Re piggyback: (as the piggyback maintainer) I think that’s still a convenient option, but it’s not suited to ‘archival’ purposes. Maybe that’s the intent here – if a forecast is updated daily, perhaps we don’t want to archive every prediction? I’m currently playing with workflows that can use piggyback storage as an option, but are technically agnostic to the storage location; allowing me to move the data to a cloud S3 bucket, a permanent archive like Zenodo, or even just local storage via https://github.com/cboettig/contentid. This can also facilitate some of the tasks targets does of not re-running code when input is unchanged.

Re targets / R generally friction on cloud & containers – I’m right there with you. Can you share more details about where the biggest friction points are for your workflows? Looks like you have some clever use of GitHub Actions (from a glance anyway) – in general I think that’s a nice model. If we can have self-updating forecasts run, score, and visualize via GitHub Actions, I find the same toolchain can usually be deployed in cloud environments.

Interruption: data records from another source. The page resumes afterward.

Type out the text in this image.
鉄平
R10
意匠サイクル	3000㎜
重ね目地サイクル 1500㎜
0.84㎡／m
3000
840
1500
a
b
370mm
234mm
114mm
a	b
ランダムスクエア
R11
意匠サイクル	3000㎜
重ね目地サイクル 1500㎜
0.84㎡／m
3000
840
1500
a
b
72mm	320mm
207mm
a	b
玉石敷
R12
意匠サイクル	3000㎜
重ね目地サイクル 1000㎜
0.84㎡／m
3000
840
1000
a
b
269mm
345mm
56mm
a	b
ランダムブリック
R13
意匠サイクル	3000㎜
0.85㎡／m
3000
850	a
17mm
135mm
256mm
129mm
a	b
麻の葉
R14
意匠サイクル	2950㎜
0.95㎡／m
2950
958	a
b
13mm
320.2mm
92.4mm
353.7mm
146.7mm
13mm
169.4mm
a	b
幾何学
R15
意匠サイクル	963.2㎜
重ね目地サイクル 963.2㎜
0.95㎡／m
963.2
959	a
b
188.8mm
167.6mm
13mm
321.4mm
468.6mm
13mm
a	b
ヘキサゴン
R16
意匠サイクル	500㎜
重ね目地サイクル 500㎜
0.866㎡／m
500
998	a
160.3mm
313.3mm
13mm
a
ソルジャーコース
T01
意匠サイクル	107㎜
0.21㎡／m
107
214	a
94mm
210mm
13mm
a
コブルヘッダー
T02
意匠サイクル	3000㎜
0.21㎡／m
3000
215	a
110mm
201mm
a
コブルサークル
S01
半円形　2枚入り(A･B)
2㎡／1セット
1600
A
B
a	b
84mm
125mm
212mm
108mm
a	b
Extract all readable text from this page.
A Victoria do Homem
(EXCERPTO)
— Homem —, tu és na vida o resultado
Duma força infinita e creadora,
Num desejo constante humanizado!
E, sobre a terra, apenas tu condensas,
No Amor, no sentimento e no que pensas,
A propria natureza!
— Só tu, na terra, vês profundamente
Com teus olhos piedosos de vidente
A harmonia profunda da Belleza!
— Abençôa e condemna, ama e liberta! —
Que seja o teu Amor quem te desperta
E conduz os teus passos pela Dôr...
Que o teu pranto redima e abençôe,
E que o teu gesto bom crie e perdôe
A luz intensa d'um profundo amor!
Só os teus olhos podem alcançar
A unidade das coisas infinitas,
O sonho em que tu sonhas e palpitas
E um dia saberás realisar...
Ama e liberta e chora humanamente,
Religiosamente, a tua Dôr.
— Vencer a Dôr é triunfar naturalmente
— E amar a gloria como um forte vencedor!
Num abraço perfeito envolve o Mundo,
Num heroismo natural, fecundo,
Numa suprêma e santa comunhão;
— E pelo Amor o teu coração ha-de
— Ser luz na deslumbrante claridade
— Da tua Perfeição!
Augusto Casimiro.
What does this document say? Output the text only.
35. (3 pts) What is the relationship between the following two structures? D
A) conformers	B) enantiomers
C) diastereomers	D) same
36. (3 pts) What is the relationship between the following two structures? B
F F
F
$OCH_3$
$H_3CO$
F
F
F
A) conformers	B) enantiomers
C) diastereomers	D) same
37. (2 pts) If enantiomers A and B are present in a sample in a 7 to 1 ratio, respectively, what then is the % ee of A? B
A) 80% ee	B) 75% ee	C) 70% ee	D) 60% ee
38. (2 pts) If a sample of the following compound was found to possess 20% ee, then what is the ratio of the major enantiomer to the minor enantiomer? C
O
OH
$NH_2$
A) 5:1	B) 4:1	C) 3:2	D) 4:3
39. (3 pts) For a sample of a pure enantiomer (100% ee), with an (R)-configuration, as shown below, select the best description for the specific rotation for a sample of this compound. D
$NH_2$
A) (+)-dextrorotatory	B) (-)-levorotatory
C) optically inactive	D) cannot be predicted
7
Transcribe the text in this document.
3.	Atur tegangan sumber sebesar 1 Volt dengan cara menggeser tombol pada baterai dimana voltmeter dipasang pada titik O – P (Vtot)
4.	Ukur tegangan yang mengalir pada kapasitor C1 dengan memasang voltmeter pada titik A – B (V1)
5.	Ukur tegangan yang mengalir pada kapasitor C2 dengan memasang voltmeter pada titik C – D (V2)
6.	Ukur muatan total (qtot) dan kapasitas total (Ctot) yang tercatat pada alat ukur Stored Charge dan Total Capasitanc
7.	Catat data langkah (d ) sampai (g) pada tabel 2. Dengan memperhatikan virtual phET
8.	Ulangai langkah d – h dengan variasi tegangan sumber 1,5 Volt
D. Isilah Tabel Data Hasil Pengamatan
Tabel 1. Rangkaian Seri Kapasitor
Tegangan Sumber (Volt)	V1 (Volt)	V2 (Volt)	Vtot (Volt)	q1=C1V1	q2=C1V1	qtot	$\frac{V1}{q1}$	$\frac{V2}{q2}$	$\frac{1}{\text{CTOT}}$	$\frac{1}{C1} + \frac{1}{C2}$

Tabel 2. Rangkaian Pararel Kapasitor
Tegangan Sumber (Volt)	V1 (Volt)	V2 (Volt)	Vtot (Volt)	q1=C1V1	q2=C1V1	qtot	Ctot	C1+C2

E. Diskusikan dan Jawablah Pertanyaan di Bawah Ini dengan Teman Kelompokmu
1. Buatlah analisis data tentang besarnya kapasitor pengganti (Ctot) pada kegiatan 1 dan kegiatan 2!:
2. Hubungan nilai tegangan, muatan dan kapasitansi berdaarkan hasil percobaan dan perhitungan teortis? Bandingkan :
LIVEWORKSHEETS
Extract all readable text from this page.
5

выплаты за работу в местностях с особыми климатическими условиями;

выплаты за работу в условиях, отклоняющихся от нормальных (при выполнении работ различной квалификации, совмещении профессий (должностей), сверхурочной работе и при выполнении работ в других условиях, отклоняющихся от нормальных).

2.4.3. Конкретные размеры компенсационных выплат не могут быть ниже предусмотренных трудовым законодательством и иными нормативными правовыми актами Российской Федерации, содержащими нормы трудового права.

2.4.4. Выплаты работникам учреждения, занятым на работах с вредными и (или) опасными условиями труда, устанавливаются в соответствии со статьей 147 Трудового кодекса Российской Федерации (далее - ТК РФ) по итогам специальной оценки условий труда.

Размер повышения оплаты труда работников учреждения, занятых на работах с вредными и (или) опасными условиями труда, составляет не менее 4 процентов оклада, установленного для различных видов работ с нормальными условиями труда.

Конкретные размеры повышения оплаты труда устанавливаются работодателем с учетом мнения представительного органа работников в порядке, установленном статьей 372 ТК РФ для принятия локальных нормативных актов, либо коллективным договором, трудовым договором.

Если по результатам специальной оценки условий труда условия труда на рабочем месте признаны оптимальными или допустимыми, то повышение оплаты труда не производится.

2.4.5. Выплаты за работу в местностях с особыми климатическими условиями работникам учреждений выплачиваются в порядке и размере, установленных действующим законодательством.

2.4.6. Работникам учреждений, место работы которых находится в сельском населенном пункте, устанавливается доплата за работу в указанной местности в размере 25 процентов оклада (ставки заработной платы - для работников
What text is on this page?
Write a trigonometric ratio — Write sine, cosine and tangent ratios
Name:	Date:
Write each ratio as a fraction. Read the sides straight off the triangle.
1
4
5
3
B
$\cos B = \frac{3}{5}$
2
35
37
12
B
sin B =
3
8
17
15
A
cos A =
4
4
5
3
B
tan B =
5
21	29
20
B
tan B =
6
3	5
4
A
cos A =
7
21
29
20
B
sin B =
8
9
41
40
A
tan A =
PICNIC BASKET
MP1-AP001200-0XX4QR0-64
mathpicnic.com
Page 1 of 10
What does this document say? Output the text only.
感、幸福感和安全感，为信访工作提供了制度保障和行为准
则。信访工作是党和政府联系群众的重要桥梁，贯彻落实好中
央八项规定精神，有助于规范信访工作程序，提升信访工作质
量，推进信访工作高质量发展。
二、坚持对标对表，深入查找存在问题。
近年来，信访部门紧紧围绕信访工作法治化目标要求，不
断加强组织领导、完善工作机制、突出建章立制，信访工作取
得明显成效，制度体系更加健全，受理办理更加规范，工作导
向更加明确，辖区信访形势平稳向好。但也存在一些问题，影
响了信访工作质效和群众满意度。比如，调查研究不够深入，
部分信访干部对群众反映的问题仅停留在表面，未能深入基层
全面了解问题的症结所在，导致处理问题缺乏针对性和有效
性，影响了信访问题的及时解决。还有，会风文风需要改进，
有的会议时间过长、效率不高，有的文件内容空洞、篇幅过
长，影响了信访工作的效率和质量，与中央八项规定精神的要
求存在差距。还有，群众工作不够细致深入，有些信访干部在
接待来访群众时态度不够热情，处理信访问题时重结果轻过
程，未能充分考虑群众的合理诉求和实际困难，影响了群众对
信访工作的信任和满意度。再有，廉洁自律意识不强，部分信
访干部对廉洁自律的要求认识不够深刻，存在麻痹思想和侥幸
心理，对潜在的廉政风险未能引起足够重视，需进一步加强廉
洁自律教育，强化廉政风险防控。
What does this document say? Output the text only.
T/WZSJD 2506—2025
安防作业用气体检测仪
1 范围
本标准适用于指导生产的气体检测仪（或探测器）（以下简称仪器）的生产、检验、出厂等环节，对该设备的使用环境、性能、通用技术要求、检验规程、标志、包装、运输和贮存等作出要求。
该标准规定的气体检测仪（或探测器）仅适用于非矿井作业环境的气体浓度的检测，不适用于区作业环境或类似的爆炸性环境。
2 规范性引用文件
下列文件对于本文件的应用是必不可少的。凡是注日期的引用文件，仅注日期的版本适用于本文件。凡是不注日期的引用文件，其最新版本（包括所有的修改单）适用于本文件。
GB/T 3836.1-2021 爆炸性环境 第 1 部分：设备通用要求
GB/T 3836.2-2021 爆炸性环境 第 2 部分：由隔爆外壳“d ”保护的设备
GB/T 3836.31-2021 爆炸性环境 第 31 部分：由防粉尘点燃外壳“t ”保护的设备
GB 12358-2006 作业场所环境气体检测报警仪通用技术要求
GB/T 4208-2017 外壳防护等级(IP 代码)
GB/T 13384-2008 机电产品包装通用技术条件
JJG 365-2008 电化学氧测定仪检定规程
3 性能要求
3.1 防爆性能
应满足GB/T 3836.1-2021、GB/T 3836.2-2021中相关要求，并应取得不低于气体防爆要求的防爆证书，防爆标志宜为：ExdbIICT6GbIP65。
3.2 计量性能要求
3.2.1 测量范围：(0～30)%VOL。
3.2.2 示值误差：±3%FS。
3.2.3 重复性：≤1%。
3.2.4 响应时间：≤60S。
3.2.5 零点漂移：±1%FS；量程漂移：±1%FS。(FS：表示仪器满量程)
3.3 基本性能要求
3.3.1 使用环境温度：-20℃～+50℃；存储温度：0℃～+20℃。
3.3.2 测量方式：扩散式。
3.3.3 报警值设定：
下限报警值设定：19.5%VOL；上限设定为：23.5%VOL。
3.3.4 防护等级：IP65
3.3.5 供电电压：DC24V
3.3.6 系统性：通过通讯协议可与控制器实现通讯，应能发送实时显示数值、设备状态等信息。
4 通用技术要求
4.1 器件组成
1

I’m not a sophisticated user of targets, but personally I find it still leads me to complex workflows that can be hard to break apart into coherent chunks that might be run in distributed fashion. (i.e. like your diagram! it’s hard to follow all that!) In our forecasting work, we’ve found it helps immensely to take a standards-driven approach instead: discrete steps of a forecast workflow produce standardized flat-file outputs that become the input to the next stage. This reduces the number of moving pieces one stage must pass off to another (e.g. that the model forecast step passes to the forecast scoring step), and makes steps more agnostic of the software details – the necessary info is contained within a few standardized csv and metadata files that can be passed between machines in cloud-friendly, provenance-aware ways. Anyway, I’m rambling at this point but would love to compare notes.


targets can orchestrate discrete steps in distributed fashion on anything that packages clustermq and future can access, mainly traditional scheduler like SLURM, SGE, TORQUE, PBS, and LSF. AWS ParallelCluster instances can opt into SLURM, so cloud computing with targets is technically possible, in a way. Unfortunately, neither clustermq nor future can interface with AWS Lambda, Fargate, or Batch just yet. Hopefully https://github.com/HenrikBengtsson/future.aws.lambda will be a start. In some cases, containerization can be handled independently using an approach like in Joel Nitta’s blog: Joel Nitta: Managing bioinformatics pipelines with R.